It’s Narcissist Friday!
From time to time something happens to remind me of struggles of the past. It might just be a memory, or it might be another interaction with one of the narcissists who have caused pain. In those times, it is normal for some of the old feelings to come back. And, I have to admit, some of those old feelings aren’t very nice.
Dealing with narcissists and abusers means dealing with our own feelings. My last post prompted some introspection among commenters. Some mentioned their own feelings, particularly of anger. Some knew their anger was justified, but it still felt wrong. Along the way many have been taught that anger is bad, always. So, even when the anger was prompted by the abuse of the narcissist, it still seemed wrong.
I have written on anger before (here). Those who have read over the years know that I believe anger is a natural and, sometimes, good emotion. It has its purpose. It isn’t a good place to live, but it may be very helpful in moving to a new place.
What I want to write on today is this idea that we should somehow be able to control our feelings. When dealing with the cruelty that comes from others, we all find it very hard to control our feelings. The “don’t worry-be happy” message is not only useless, but cruel in itself. Sometimes we want to scream: “Don’t you think I would be happy if I could?”
When we receive an injury, our response to the pain is involuntary. We flinch. We jump. We grimace. We cry. We might even strike out. These physical responses are normal. To not have them would be strange. Watch a child who falls or hurts himself somehow. Often the first response is confusion. The mind doesn’t register the pain as quickly as it registers the fact that something happened, something unpleasant. It may take a moment or two for the crying to start.
So when we receive an emotional injury, why would we think that our responses suddenly become voluntary? You would not tell a child to stop making a fuss about a real injury. So why do people think they can tell us not to feel a certain way about the emotional and spiritual injuries we suffer from narcissists? Or why do we think we can suddenly control the feelings we have in response to those injuries?
Yes, I know that we are adults and can handle pain. Right. We can learn better responses for chronic pain. We can learn techniques that take our minds off the pain or even minimize the pain as we learn to expect its coming. But when that pain taps into deep personal insecurities or memories of former pains, and when that pain comes unexpectedly or in an overwhelming way, and when that pain comes from someone we have come to trust or even to love—then all the techniques and learning go out the window. Then we become confused, more insecure, very sad, and even angry.
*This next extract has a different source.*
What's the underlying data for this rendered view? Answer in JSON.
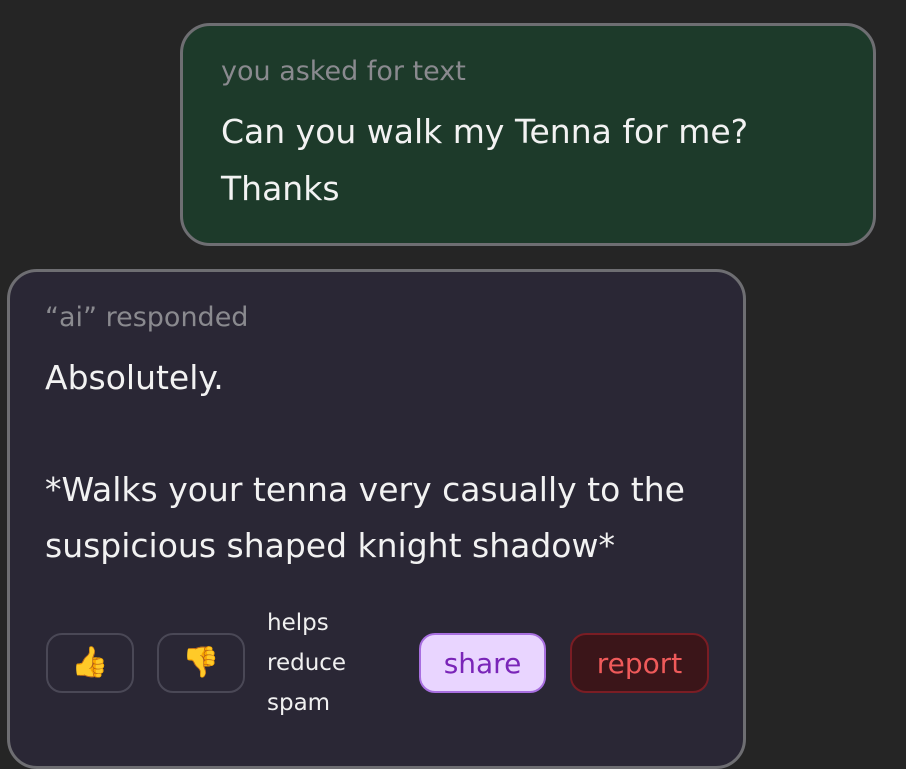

Is anger wrong? That question is wrong! Anger just is, sometimes. Sometimes I am afraid. Sometimes I am lonely. Sometimes I am confused. Sometimes I am hurt. Sometimes I am sad. And, yes, sometimes I am angry. I want to handle all of these, and I usually can, but I can’t beat myself up for feeling them. They are natural. They point to something I should be aware of.
I also wrote about the validity and usefulness of our feelings in another post (here). It prompted a question that has come up often when I want to validate the struggles and negative feelings of victims. “But what about the feelings of the narcissist?” I really wish we could not worry about that. I know that narcissists use their “feelings” to manipulate the people around them and demand attention by their emotions. That’s not what most victims do. Most victims are troubled by their feelings. They wish they didn’t have some of their negative feelings. So that’s the direction of my writing today.
One more thing. Narcissists usually will not own their negative feelings. They project those feelings onto others. So strong is their ability to project, particularly to the people closest to them, that they are able to pass on those emotions to their victims. In other words, are you not usually an angry person? Could it be that your anger actually is a projection from the angry narcissist in your life? Is your loneliness or shame or fear your own, or does it belong to the abuser? Many have said that they were strong and secure and confident before they met the narcissist. Perhaps what you feel now is not really yours.
So how do you deal with feelings? Well, it doesn’t really matter if they are projections from the narcissist, because you can’t unfeel them easily either way. Instead, embrace those feelings. Acknowledge them and thank the Lord for them. Ask Him to lead you into them, to explore why you are feeling that way. He will begin to show you why you are angry or sad or lonely. Then trust Him to stand with you, even in those negative feelings. He will help you sort them out and find the way to health and peace.
I have always been impressed with the way the Bible accepts our feelings. Read the Psalms. David is angry, hurt, lonely, confused, ashamed, even bitter. God loves him through all of it.
He loves you through all of your feelings, too.